Can we distribute the Anthropocene bonanza of energy and resources more
equitably to avoid catastrophic conflicts? And can we, like the first
living organisms, learn how to use gentler and smaller flows of
resources to do so? Can we find global equivalents of the delicate
proton pumps used to power all living cells today? Or will we keep
depending on flows of energy and resources so huge that they will
eventually shake apart the fantastically complex societies we have built
in the past two hundred years?
Our
modern origin story suggests a helpful analogy, that of chemical
activation energies. Activation energies provide the initial kick that
gets vital chemical reactions going. But once they are under way, less
energy is needed. Perhaps we can think of fossil fuels as the activation
energy that was needed to kick-start today’s world. Now that this
glossy new world is in motion, can we keep it going with smaller and
more delicate energy flows, like the tiny flows, electron by electron,
or proton by proton, that are managed by enzymes and that energize
living cells?
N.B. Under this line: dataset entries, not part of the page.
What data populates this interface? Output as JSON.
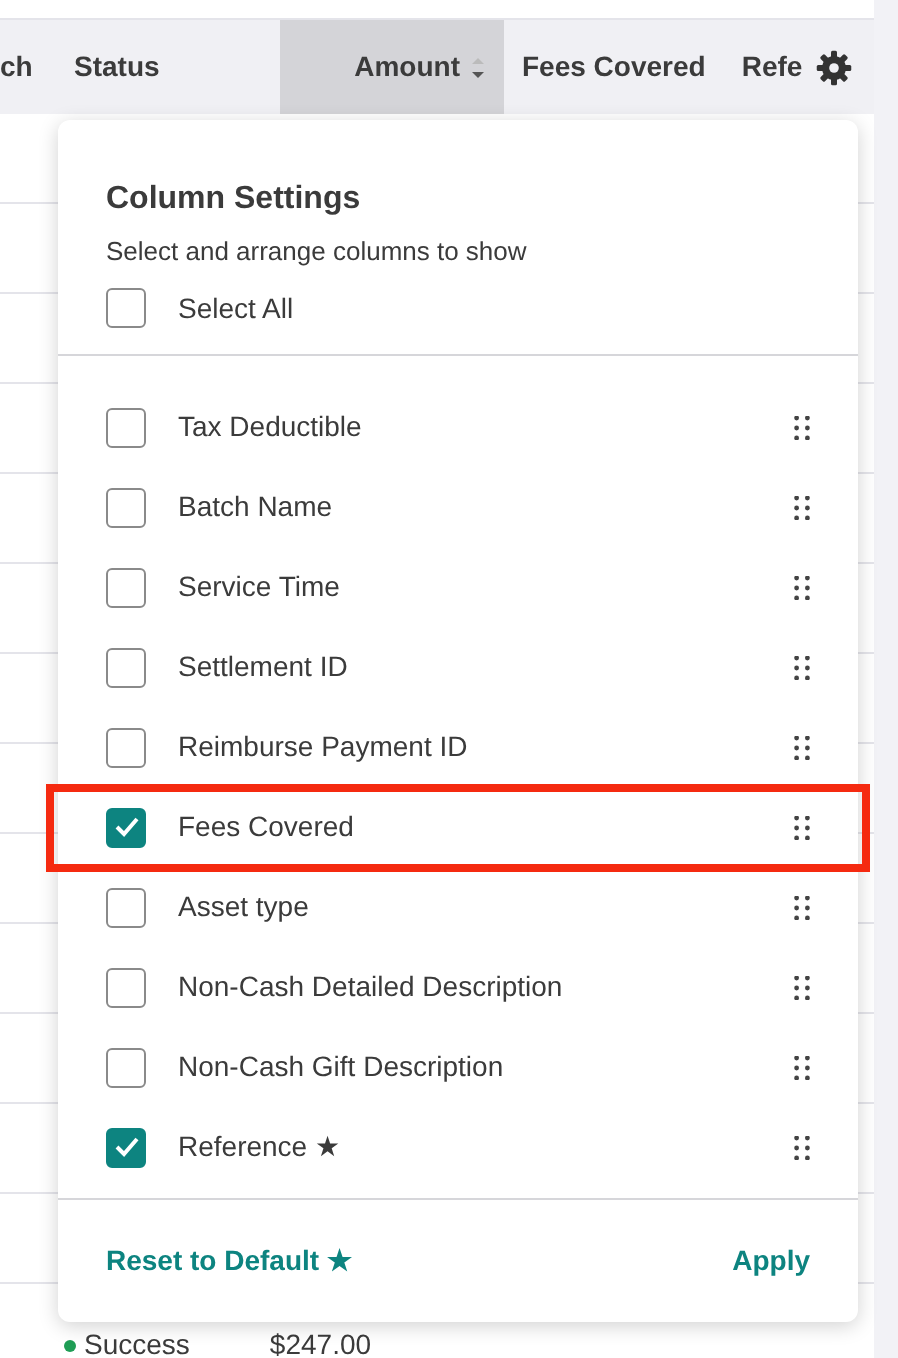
{
  "table": {
    "columns": [
      {
        "label": "ch",
        "sorted": false
      },
      {
        "label": "Status",
        "sorted": false
      },
      {
        "label": "Amount",
        "sorted": true
      },
      {
        "label": "Fees Covered",
        "sorted": false
      },
      {
        "label": "Refe",
        "sorted": false
      }
    ],
    "rows": [
      {
        "status": "Success",
        "amount": "$247.00"
      }
    ]
  },
  "column_settings": {
    "title": "Column Settings",
    "subtitle": "Select and arrange columns to show",
    "select_all": {
      "label": "Select All",
      "checked": false
    },
    "items": [
      {
        "label": "Tax Deductible",
        "checked": false,
        "highlighted": false
      },
      {
        "label": "Batch Name",
        "checked": false,
        "highlighted": false
      },
      {
        "label": "Service Time",
        "checked": false,
        "highlighted": false
      },
      {
        "label": "Settlement ID",
        "checked": false,
        "highlighted": false
      },
      {
        "label": "Reimburse Payment ID",
        "checked": false,
        "highlighted": false
      },
      {
        "label": "Fees Covered",
        "checked": true,
        "highlighted": true
      },
      {
        "label": "Asset type",
        "checked": false,
        "highlighted": false
      },
      {
        "label": "Non-Cash Detailed Description",
        "checked": false,
        "highlighted": false
      },
      {
        "label": "Non-Cash Gift Description",
        "checked": false,
        "highlighted": false
      },
      {
        "label": "Reference ★",
        "checked": true,
        "highlighted": false
      }
    ],
    "reset": "Reset to Default ★",
    "apply": "Apply"
  }
}
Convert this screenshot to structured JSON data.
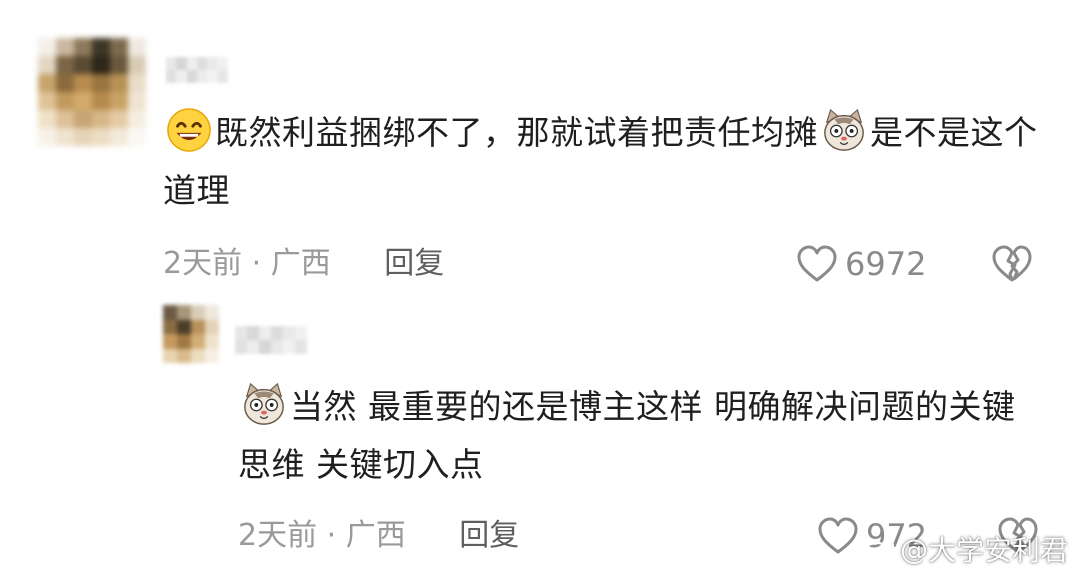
{
  "comments": [
    {
      "text_before_emoji": "既然利益捆绑不了，那就试着把责任均摊",
      "text_after_emoji": "是不是这个道理",
      "leading_emoji": "grinning-emoji",
      "inline_emoji": "cat-face-emoji",
      "time": "2天前",
      "separator": "·",
      "location": "广西",
      "reply_label": "回复",
      "likes": "6972"
    },
    {
      "leading_emoji": "cat-face-emoji",
      "text": "当然 最重要的还是博主这样 明确解决问题的关键思维 关键切入点",
      "time": "2天前",
      "separator": "·",
      "location": "广西",
      "reply_label": "回复",
      "likes": "972"
    }
  ],
  "watermark": {
    "at": "@",
    "handle": "大学安利君"
  },
  "colors": {
    "text": "#1f1f1f",
    "meta": "#9a9a9a",
    "icon": "#8a8a8a"
  }
}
Can we imitate respiration, big life’s delicate,
nondisruptive equivalent of fire?
The
idea of fossil fuels as activation energy suggests something else about
today’s world. The turbulent dynamism of recent centuries is typical of
all periods of creative destruction. It is the human equivalent of the
gravitational energies that create stars. But once the violent energies
of creation have done their work, we expect a new and more stable
dynamism, as something new takes its seat in the universe. Like our sun,
we can perhaps settle into a period of dynamic stability, having
crossed a new threshold and built a new world society that preserves the
best of the Good Anthropocene. Perhaps the idea of endless growth is
completely wrong. Perhaps the disruptive dynamism of recent centuries is
a temporary phenomenon. After all, living life within a framework of
social and cultural stability has been the norm for most of human
history and for most human societies. And that is why an understanding
of what it means to live richly and dynamically in a less changeable
world is preserved within the cultures of many modern indigenous
communities whose people see themselves primarily as custodians of a
world larger and older than themselves.
Though
unfashionable at present, the idea of a future without continuous
growth has popped up regularly in discussions by philosophically minded
economists. Many eighteenth-century economists, including Adam Smith,
feared a no-growth future, seeing it as the end of progress. But John
Stuart Mill welcomed such a future as a refreshing contrast to the
frenetic gold-rush world of the industrial revolution. In 1848, he
wrote, “I confess I am not charmed with the ideal of life held out by
those who think that the normal state of human beings is that of
struggling to get on; that the trampling, crushing, elbowing, and
treading on each other’s heels, which form the existing type of social
life, are the most desirable lot of human kind, or anything but the
disagreeable symptoms of one of the phases of industrial progress.”
Instead,
he argued, “the best state for human nature is that in which, while no
one is poor, no one desires to be richer, nor has any reason to fear
being thrust back, by the efforts of others to push themselves forward.”
Growth was still needed, he stated, in many poorer countries, but the
richer countries were more in need of a better distribution of wealth.
With basic necessities taken care of, the task for them was to live more
fully rather than to keep acquiring more material wealth.